Creo que he sido injusta con Dios, con cada golpe de la vida fui poniendo distancias con Él. Con cada partida, sobretodo aquellas imposibles de entender, lo llamé después de años solo para reclamarle, para preguntarle por qué había dejado que algo así sucediera. Y no tuve respuesta, y me sentí más distante. Después de mis quejas y reclamos esperaba una señal y solo había silencio.

Igual que a un viejo amigo a quien le hemos pagado con mucha ingratitud, ahora me doy cuenta de que en los buenos momentos nunca lo llamé. Cuando mi hija nació sana y salva, tras un parto de alto riesgo, no recuerdo haber parado para agradecerle. Cuando al cabo de 7 días hospitalizada, mi bebé salió en mis brazos, se recuperó, creció y se hizo una niña feliz y bonita, tampoco le atribuí a Él el mérito. No lo llamé para compartir con Él la alegría.

Y cuándo vinieron los logros, los éxitos, los momentos en que yo o los que amo nos libramos de algo terrible, no fue a Él a quien le di las gracias. Solo suspiré aliviada, tal vez invoqué Su Nombre, pero rápidamente me olvidé y seguí feliz con mi vida.

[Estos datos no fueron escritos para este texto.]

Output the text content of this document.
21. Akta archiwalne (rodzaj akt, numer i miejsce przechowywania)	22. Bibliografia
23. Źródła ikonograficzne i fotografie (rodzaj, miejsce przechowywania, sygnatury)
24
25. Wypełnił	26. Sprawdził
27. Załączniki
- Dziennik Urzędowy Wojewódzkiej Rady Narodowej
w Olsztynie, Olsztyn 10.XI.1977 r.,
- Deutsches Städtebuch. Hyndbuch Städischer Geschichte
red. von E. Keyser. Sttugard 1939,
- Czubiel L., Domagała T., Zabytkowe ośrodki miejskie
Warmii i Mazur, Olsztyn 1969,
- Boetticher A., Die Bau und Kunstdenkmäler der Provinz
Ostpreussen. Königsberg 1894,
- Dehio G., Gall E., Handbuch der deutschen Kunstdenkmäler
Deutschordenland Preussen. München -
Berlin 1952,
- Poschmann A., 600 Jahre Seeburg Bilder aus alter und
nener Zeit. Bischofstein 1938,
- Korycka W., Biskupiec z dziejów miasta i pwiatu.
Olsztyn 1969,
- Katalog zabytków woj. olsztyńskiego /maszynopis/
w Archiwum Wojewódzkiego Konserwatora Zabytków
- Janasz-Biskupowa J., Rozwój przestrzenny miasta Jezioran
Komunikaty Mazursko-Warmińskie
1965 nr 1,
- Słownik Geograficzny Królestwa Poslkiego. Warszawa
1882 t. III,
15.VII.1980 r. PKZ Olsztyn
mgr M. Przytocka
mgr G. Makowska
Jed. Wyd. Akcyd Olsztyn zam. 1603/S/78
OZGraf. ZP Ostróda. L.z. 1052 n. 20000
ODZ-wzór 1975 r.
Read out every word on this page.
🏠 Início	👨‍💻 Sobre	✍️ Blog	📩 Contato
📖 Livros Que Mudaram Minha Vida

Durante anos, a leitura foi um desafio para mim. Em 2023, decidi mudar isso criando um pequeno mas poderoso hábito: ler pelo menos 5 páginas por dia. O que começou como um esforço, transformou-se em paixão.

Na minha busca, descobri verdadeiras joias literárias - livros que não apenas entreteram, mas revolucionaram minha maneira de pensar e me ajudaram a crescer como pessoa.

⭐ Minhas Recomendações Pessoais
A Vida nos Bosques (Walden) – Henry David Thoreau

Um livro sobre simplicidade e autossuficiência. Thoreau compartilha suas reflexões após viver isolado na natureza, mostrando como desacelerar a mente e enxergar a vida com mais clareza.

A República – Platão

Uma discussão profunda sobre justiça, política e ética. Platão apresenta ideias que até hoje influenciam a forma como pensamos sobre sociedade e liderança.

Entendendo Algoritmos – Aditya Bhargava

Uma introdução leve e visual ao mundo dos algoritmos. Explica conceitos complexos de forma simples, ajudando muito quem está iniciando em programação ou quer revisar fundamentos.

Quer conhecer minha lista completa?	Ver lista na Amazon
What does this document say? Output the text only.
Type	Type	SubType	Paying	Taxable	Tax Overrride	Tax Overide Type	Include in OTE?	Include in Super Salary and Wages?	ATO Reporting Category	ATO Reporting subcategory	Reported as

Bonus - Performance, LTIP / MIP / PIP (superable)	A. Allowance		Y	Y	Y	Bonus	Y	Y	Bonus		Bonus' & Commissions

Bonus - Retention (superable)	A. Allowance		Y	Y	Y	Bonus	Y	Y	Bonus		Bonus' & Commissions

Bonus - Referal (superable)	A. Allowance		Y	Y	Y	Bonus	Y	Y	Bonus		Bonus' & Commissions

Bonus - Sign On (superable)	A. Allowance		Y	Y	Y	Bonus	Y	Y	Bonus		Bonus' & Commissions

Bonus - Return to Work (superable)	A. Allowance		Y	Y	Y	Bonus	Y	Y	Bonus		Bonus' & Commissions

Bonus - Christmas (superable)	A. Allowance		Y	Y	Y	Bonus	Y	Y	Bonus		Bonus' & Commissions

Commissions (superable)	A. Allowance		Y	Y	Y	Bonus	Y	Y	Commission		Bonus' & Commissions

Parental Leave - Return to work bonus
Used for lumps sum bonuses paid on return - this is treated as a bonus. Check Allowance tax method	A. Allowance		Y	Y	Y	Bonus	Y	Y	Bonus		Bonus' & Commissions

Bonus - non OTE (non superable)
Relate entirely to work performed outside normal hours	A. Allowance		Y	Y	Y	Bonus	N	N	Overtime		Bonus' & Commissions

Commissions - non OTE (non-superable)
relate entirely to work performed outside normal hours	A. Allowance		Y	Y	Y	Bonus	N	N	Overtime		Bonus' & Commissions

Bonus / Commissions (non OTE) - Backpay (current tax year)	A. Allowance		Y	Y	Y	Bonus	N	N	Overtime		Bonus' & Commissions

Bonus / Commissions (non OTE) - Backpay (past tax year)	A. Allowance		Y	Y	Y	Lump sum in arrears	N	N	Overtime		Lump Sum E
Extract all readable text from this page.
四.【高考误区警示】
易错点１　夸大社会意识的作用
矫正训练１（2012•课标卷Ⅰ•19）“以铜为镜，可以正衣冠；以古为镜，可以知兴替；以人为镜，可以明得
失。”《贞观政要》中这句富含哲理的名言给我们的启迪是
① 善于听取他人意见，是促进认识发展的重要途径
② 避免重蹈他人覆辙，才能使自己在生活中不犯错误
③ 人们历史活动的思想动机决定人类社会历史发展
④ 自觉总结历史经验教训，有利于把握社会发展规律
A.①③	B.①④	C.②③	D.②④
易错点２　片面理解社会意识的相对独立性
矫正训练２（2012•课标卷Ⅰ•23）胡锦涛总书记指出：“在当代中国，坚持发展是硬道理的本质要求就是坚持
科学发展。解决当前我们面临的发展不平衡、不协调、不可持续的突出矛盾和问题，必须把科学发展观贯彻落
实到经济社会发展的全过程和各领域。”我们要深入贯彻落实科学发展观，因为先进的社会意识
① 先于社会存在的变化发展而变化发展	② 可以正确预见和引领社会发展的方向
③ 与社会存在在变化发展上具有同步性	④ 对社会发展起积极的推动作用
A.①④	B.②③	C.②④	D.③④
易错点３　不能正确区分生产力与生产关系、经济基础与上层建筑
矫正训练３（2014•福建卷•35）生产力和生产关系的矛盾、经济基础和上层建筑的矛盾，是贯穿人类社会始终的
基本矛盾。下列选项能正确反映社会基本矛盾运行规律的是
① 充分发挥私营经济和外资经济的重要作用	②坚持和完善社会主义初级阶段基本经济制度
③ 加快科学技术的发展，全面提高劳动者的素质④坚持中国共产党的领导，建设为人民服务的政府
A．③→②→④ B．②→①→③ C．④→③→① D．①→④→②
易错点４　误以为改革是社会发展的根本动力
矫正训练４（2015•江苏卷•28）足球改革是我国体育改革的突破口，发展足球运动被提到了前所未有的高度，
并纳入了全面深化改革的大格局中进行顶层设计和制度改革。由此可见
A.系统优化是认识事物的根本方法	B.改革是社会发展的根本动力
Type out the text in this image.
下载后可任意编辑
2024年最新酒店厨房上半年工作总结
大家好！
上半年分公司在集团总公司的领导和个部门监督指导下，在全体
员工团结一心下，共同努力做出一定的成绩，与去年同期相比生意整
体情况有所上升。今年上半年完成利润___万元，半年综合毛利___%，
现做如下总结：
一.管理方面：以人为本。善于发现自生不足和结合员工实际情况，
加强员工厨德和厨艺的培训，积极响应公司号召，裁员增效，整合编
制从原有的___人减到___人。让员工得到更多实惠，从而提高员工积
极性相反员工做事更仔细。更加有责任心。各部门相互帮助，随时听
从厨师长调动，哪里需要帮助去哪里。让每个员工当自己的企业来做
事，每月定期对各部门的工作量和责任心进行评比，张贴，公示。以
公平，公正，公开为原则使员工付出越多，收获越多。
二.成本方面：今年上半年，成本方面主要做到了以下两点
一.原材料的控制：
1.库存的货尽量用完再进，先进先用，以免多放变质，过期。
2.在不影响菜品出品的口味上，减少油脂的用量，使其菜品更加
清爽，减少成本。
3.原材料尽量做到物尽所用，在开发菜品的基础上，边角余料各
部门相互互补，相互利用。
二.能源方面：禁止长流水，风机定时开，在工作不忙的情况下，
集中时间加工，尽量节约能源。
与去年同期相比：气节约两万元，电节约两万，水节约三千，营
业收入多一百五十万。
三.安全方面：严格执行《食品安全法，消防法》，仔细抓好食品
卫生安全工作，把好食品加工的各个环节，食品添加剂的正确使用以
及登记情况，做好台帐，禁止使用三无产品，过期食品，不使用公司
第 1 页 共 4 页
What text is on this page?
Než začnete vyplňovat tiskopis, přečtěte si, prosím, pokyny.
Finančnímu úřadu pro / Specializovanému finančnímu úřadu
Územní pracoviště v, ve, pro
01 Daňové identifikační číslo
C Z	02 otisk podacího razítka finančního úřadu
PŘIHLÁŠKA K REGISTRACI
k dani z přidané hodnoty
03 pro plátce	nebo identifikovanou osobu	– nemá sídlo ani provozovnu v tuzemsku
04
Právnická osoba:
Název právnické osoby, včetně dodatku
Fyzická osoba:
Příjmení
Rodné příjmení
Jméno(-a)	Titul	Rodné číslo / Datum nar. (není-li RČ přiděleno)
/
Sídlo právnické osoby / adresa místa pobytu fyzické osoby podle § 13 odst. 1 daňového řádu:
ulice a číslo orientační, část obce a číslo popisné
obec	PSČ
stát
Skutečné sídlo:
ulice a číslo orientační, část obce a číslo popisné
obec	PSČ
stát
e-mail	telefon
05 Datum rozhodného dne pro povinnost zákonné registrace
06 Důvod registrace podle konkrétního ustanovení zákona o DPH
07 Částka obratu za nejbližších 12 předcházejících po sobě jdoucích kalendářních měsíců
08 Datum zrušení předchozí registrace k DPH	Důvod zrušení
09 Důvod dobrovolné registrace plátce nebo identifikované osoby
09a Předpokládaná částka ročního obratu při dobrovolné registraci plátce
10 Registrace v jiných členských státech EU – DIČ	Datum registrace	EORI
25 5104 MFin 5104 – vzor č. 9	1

De hecho, invocar Su Nombre es algo que hago con frecuencia. Siempre espero que “Dios mediante” todo salga bien o que “Dios no permita” que algo salga mal. Siempre que alguien lo necesita le digo que lo tengo “en mis oraciones” y la verdad es que hace años que no consigo profesar una. Es como si con el tiempo, me hubiera olvidado de cómo hablarle a Dios.

Hoy, se me hace más urgente que nunca poder hablarle. He pasado los últimos cuatro días hurgando en la cabeza para ver si encuentro ese número directo que tenía en el pasado, o las oraciones que me permitan llegar al Él. Y en medio del miedo y la confusión, se vuelve aún más difícil articular palabras o escuchar Su Voz entre el ruido de aeropuertos y hospitales.

Mi hermana dice que yo soy capaz de convencer a cualquiera con mis habilidades de persuasión. Quisiera creer que esas habilidades aplican también para hablarle a Dios. Si Él me diera una breve audiencia, yo le presentaría mis puntos con el mayor rigor posible para hacerle ver que a mi madre todavía le queda mucho por hacer aquí en la tierra.

Pero cuando entramos de golpe en una pesadilla, nos cuesta más trabajo concatenar pensamientos, elaborar ideas, proferir oraciones. Es difícil hablar con Dios porque es difícil hablar hasta con uno mismo, y uno pasa horas y horas tratando de hacerle al cerebro entender ¿cómo es que una persona que el domingo estaba sana, el lunes fue a un control médico y el martes tuvo que ser intervenida de emergencia porque algo salió mal con un examen de rutina y ahora está en terapia intensiva luchando por su vida?

Estas palabras son un primer y rudimentario intento por hablarle a Dios. No que yo piense que Él lee blogs o navega en la Internet, pero sé que por alguna parte tenía que empezar. Estas palabras también son un pedido para aquellos que tienen la fortuna de hablar con Él a diario, para que intercedan por mí, le cuenten de mi caso y le avisen que estoy tratando, con urgencia, de comunicarme con Él.